= Waw-conjunctive =

Coordinating conjunction in Hebrew

The conjunctive waw or vav conjunctive (Hebrew: ו' החיבור vav hakhibur) is the coordinating conjunction meaning 'and' in Hebrew, spelled with the letter vav.

It is a proclitic—i.e., although its syntactic distribution is that of an independent word, it is pronounced as a prefix attached to the word following it. In Modern Hebrew, it is typically pronounced /ve/, though a prescriptivist tradition recommends pronouncing it as /u/ when followed by a consonant cluster or labial consonant, maintaining a pattern from the Tiberian pronunciation of Biblical Hebrew.

It is distinct from waw-consecutive, which is the Biblical use of vav as a prefix on verbs.

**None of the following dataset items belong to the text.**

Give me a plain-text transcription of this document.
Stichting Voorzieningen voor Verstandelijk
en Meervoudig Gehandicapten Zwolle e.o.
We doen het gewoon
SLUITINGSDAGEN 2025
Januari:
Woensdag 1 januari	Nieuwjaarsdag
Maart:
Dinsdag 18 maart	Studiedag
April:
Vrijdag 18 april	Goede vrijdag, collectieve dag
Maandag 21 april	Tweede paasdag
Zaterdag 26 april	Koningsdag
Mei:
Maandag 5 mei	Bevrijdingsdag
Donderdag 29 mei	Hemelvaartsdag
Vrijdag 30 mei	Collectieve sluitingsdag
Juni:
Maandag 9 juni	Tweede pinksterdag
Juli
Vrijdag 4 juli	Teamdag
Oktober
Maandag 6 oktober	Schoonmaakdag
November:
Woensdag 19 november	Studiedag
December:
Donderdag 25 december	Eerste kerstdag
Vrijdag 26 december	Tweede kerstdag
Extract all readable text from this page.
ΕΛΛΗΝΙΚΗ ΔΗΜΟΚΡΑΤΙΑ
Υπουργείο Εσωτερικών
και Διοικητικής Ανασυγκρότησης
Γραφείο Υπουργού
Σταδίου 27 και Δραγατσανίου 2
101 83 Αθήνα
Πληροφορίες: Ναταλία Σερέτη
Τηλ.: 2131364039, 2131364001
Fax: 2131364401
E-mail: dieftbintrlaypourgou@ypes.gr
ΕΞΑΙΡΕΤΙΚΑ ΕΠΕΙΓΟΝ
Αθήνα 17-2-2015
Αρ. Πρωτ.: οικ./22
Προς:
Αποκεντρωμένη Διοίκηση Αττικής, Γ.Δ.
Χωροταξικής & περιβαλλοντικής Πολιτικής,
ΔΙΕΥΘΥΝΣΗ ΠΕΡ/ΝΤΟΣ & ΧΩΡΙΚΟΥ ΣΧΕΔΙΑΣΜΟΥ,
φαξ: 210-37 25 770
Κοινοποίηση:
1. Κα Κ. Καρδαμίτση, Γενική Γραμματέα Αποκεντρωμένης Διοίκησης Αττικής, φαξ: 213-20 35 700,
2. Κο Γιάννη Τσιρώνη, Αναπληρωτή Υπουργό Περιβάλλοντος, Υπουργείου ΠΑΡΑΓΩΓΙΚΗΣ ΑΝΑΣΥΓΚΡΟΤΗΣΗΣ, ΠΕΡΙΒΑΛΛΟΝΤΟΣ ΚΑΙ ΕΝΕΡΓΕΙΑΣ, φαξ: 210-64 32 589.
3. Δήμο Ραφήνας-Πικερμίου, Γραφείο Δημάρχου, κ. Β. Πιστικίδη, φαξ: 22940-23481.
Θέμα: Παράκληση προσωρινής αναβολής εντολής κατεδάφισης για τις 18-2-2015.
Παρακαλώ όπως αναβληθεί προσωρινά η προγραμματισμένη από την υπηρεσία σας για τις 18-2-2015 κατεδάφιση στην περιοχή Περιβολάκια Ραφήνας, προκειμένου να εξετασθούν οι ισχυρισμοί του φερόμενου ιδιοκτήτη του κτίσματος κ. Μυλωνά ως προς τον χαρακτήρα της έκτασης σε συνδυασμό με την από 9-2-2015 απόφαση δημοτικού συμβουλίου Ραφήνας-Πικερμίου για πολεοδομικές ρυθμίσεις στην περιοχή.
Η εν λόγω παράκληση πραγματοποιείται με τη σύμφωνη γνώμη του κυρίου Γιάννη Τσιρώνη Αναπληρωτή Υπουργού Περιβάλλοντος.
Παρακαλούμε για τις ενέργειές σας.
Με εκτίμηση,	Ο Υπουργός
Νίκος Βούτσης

==Conjunction of two nouns==
Primarily two nouns may be joined by conjunctive vav without equation, for example Moshe v-Aron ("Moses and Aaron"). Conjunctive vav may however indicate hendiadys where two nouns are equated. An example is found in two examples from Leviticus 25 where the nouns ger "stranger," and toshav "sojourner," are joined by conjunctive waw and usually construed as a hendiadys. However, in Numbers 35:15, each noun is accompanied by the repeated prepositional prefix lo- "to," as in "to-the stranger and (vav) to-the sojourner," which indicates two distinct concepts.

==Conjunction of two verbs==
Waw-conjunctive may also be used or omitted between two verbs. In imperative sentences such as "sit and wait" the use of the waw between the two verbs is particularly common in maskilic literature, but there are no clear cut semantic considerations regulating the use of vav conjunctive.